A mãe, dona Leodita Ferreira, foi atropelada no final do ano passado, na cidade de Ravena(MG), no Vale do Rio Doce – enquanto a filha disputava o Mundial da China -, e está em um quadro de tetraplegia. A família optou por não falar do acidente para a jogadora assim que ele aconteceu, para não atrapalhar a concentração de Mara no torneio, e aguardou o seu retorno ao Brasil. Desde então, Mara se divide entre os cuidados com a mãe e a família, e os compromissos com a camisa minastenista.

Superar situações difíceis não é novidade na vida da jogadora.

Há 13 anos, eu era repórter do Jornal Estado de Minas, em Belo Horizonte (MG) – setorista de vôlei, esporte que eu amo desde criança e cobria com muita paixão, acima de tudo. Uma diretora do Mackenzie, de Belo Horizonte (MG), tradicional clube formador da capital,  ligou para a redação para passar uma pauta, em  princípio, despretensiosa: uma garota, jogadora das categorias de base, estaria perto de deixar os treinamentos porque estava tendo dificuldades em comer fora de casa e pegar os ônibus que precisava tomar desde Sabinópolis, distrito de Sabará, na Grande BH, até a Zona Sul da capital, e ainda frequentar a escola.

Mara é titular do Itambé/Minas (Orlando Bento/MTC)

Podia ser mais um telefonema de atletas que querem conseguir patrocínio por meio de uma matéria. Mas, a diretora foi insistente. “A família dela precisa. Ela é muito pobre, tem potencial. Tem 14 anos, 1,82m de altura”. A altura nos impressionou. Ok. Vamos ver qual é. Na pior das hipóteses, seria uma boa história para se contar. Mas acabou sendo muito mais.

Discuti a pauta com o editor Cláudio Arreguy e decidimos acompanhar um dia na vida da menina, desde sua saída de casa, às 5h30 da manhã, no escuro – quando tinha de percorrer um percurso de mais de 1 km na estrada de terra antes de chegar na beira da estrada e pegar o primeiro ônibus do dia -, até as 22h, quando ela normalmente retornava para casa, onde morava com a mãe e os três irmãos menores.

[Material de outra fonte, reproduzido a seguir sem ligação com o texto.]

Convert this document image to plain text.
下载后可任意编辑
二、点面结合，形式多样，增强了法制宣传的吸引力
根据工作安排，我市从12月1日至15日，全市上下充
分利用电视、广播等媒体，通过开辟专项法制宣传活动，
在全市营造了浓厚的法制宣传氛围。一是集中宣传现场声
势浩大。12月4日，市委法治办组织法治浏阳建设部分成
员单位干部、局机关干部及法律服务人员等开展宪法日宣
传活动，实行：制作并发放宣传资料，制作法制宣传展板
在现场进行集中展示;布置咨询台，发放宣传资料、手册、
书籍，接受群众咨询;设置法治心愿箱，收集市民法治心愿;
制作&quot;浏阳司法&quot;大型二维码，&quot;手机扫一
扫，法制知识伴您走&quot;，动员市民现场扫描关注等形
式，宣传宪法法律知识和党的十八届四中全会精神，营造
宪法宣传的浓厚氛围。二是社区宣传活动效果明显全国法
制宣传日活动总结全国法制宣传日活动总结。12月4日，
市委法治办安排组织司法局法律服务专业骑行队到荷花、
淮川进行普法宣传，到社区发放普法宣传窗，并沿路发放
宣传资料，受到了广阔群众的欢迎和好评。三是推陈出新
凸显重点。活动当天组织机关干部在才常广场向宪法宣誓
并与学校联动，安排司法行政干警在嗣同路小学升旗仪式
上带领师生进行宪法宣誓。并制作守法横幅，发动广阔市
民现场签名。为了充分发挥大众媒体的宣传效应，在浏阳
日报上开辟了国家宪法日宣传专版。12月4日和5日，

O objetivo era registrar as dificuldades da rotina da garota, que era lapidada com cuidado pelo clube mineiro, mas a mãe não tinha dinheiro para pagar as passagens de ônibus, nem os lanches que ela precisava fazer enquanto estava fora de casa. Funcionários do Mackenzie faziam vaquinha, davam pão com manteiga à tarde, mas havia o risco de ela desistir dos treinos para ter de trabalhar e começar a ajudar a família.

Fomos para a pauta. O local era de difícil acesso e complicado de chegar de carro. A estrada até o casebre de um quarto, cozinha e banheiro era de terra. Quando chovia, virava um lamaçal. Não tinha como passar. Dentro da casa, as dificuldades eram visíveis. Um fogão, uma beliche, colchões, alguns mantimentos e uma geladeira que não funcionava. Estava estragada e era usada como dispensa para guardar arroz, feijão e vasilhas. “Meu sonho é beber água gelada em casa”, disse Mara, um pouco constrangida, quando percebeu que reparamos que a geladeira antiga não estava ligada na tomada. Aliás, não havia energia elétrica na casa.

Apesar da realidade dura, Mara carregava um sorriso largo, bonito e sincero. O mesmo que vemos hoje, quando ela comemora um ponto, um título, ou aparece nas redes sociais das companheiras dançando e fazendo palhaçadas – um das suas marcas registradas. Ela não tem perfil no Facebook ou no Instagram, apesar da forte campanha que os fãs e torcedores do Minas fazem para que ela faça um perfil próprio – existe até uma hashtag #Marafazuminsta em ação.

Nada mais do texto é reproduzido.